You really are comparing apples to oranges when comparing NPR to dedicated news providers (whether that news is fake or real, or biased or unbiased), as news is just a relatively small component of NPR’s vast array of programs.
And while many of the people working at NPR may have a slightly liberal stance, so did most of what are termed ‘The Founding Fathers” of America.
But, overall, NPR is relatively unbiased - as compared to the news outlets you have misguidedly compared it to- and provides fairly factual news in its actual ‘News’ broadcasting. Programs expressing opinions on events in the news is an entirely different thing, and NPR is pretty open to allowing guests to express their opinions, no matter what they area. Which is why you will hear many conservatives on NPR who would never go on CNN or MSNBC.
As far as government funding-which is less than 10% -I think NPR would actually be better to free itself from any government funding and oversight, and become totally independent with funding from listeners (via local NPR affiliated stations), and corporate sponsors (who can be vetted for suitability).

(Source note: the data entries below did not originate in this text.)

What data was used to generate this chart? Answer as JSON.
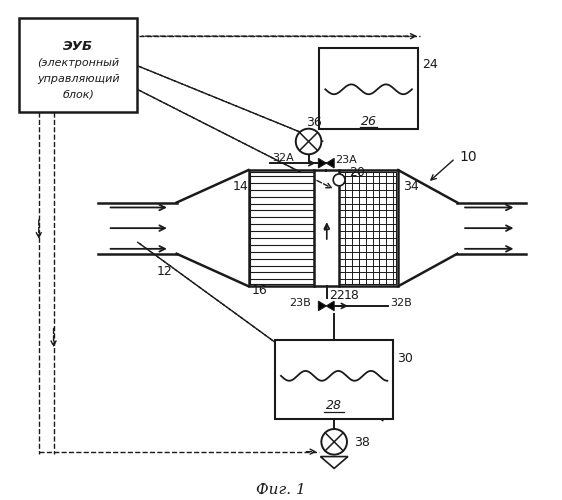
{
  "bg_color": "#ffffff",
  "lc": "#1a1a1a",
  "title": "Фиг. 1",
  "eub_text_line1": "ЭУБ",
  "eub_text_line2": "(электронный",
  "eub_text_line3": "управляющий",
  "eub_text_line4": "блок)",
  "label_10": "10",
  "label_12": "12",
  "label_14": "14",
  "label_16": "16",
  "label_18": "18",
  "label_20": "20",
  "label_22": "22",
  "label_23A": "23А",
  "label_23B": "23В",
  "label_24": "24",
  "label_26": "26",
  "label_28": "28",
  "label_30": "30",
  "label_32A": "32А",
  "label_32B": "32В",
  "label_34": "34",
  "label_36": "36",
  "label_38": "38"
}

As far as it’s primary audience being white and educated - these are primarily the people (like myself) who support NPR stations with their donations. But, anybody is free to listen to NPR (for free), andif they choose not to listen to it, that is their own choice. No one is preventing non-white or non-educated people from listening. It’s not a segregated whites only country club. Also, many of the radio and podcast hosts are not white, and many of the programs and podcasts are not about ‘white’ subjects. Have a look at the shows and podcasts currently produced or distributed by NPR.
I closing, I would just like to say that I while I think you have a nice writing style, and I certainly agree with your principles in general, and admire the fact that you have obviously put a lot of effort into your work, still I have to say:
1) I don’t think you really understand what NPR actually is -which is definitely not primarily a news outlet.
2) considering you have a both a Facebook and Twitter account, and Facebook and Twitter are subsidiaries of two of the most monstrous, evil, greedy, malevolent, and overall nasty corporate entities to ever exist, you might want to consider the breakabiility of your own glass house before you start hurling stones at others.
Here’s hoping you Keep fighting the good fight, but at the same time realize who the real enemies are.
Guy Afferidge
Mystic, CT
Great critique of NPR. Congratulations. You just got a Marxist on your subscription list.